Darlene Silva Soberano’s work, “Dessert Story” name checks the contemporary commercial residents of Chinatown but brings a naturalised and ambiguously queered expression of love into that space, a love that might once have threatened ‘respectability’. In doing so, the work conjures the brief and fleeting expressions of love and closeness that we may all soon miss. Lovers/friends, or just love-friends, connect and share tactile closeness: hands in hands for warmth, breath on skin, bodies close to bodies. This is an uncertain future, “where no one is unchanged by cruelty” and we cannot be sure when we will next see those we love, where is ‘safe’, and who and how we will love now. Will respectability really matter as much when we are all denied of love and loving?

 

TRANSCRIPT:

You are sweating when you see her, and she is so beautiful and confident, standing in front of the Rice Workshop. You want to stop and watch as she waits for you, but it is one of the coldest nights in June. You come up to her and embrace one another for a long time.
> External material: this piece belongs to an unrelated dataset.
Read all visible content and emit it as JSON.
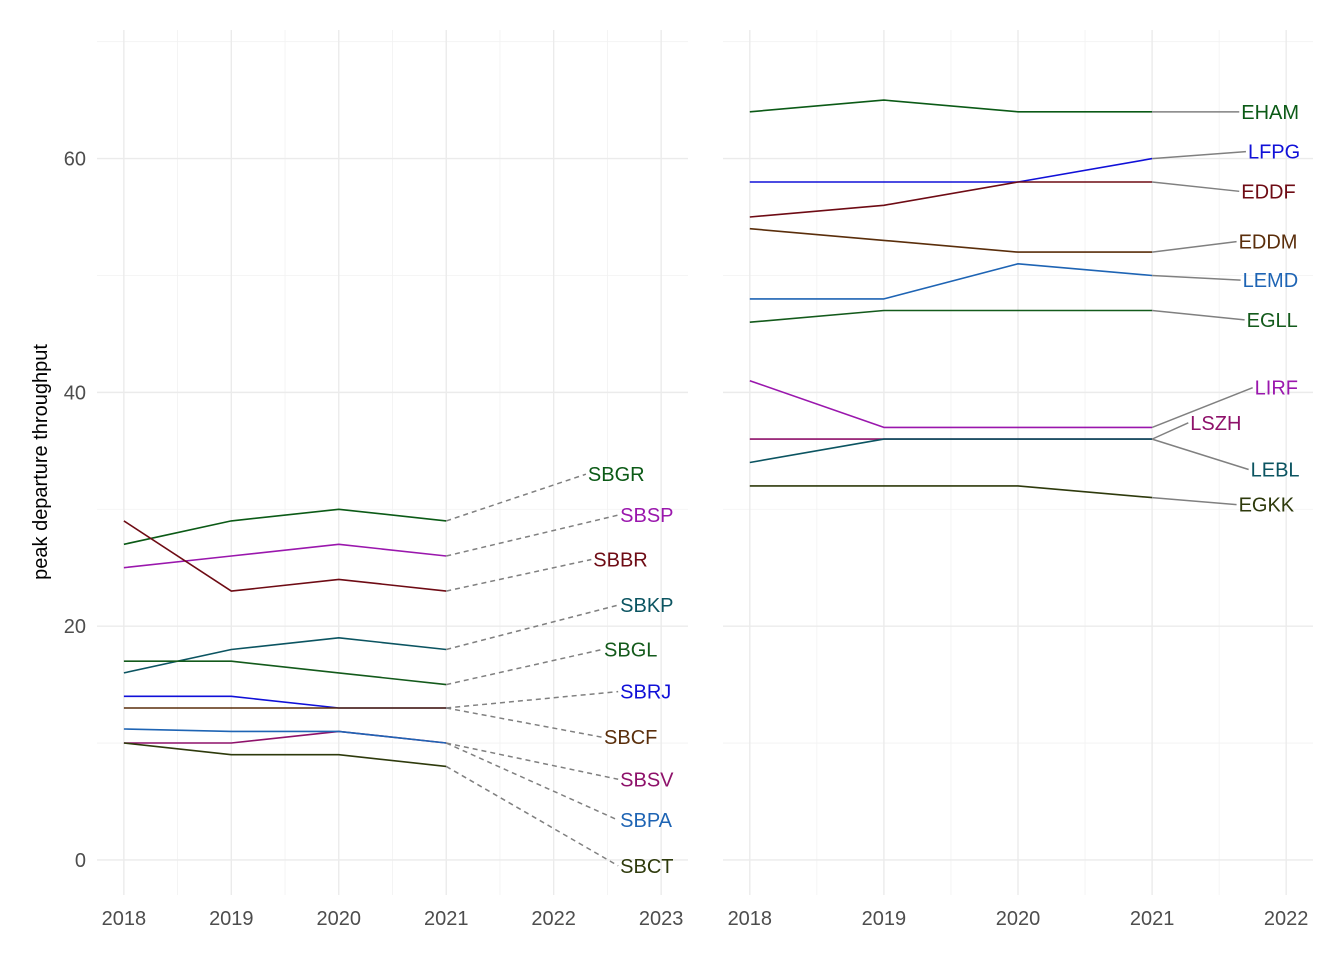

People cross to the other side of Little Bourke Street to avoid your bodies taking up the entire, tiny footpath. Whoever designed this city did not anticipate social distancing. I’m so sorry I’m late, you say, I thought I was gonna get it all perfect tonight. She tells you that it’s okay. Standing in front of her now, you almost want to say something dramatic, like being late prepares all parties to enter into a divine space. But you’re just late and you’re both just so cold, so you walk further, past The Crane restaurant, enjoying this night of freedom in June, and you stop in front of the China Town Gift City. You spot the Dessert Story across the street, but you decide it’s too cold for their ice desserts, so she looks up other places on her phone. You stand on the steps and for once, you are taller than her. She leans into your side. You take her free hand with both of yours. You blow your warm breath into your hands and rub her hand to keep it warm. It doesn’t really work and you’re not really supposed to be touching so much but you decide that it’s worth doing. Later tonight you will drive her home, not knowing that it will be the last time you see her this year, because Victoria will go back into lockdown, and in two months she will fly to the country she grew up in, where it is safer. And you won’t be allowed to drive her to the airport. And you will wait for her, for the future when she returns—the future where no one is unchanged by cruelty. But for now, you are here, standing on the steps of a closed gift shop with somebody you love, and she is leaning her head into your shoulder, and you are holding her hand.

This work is a part of the Queen Victoria Women’s Centre collaboration, Taking Space, for Feminist Journeys, featured as a part of the 2020 Feminist Writers Festival.

 

Danny Silva Soberano

Author: Danny Silva Soberano

Danny Silva Soberano is a poet. They currently serve as a poetry editor for Voiceworks Magazine, and is a recipient of a Hot Desk Fellowship from The Wheeler Centre in 2020. (Please note that Danny Silva Soberano's previous name was Darlene Silva Soberano.)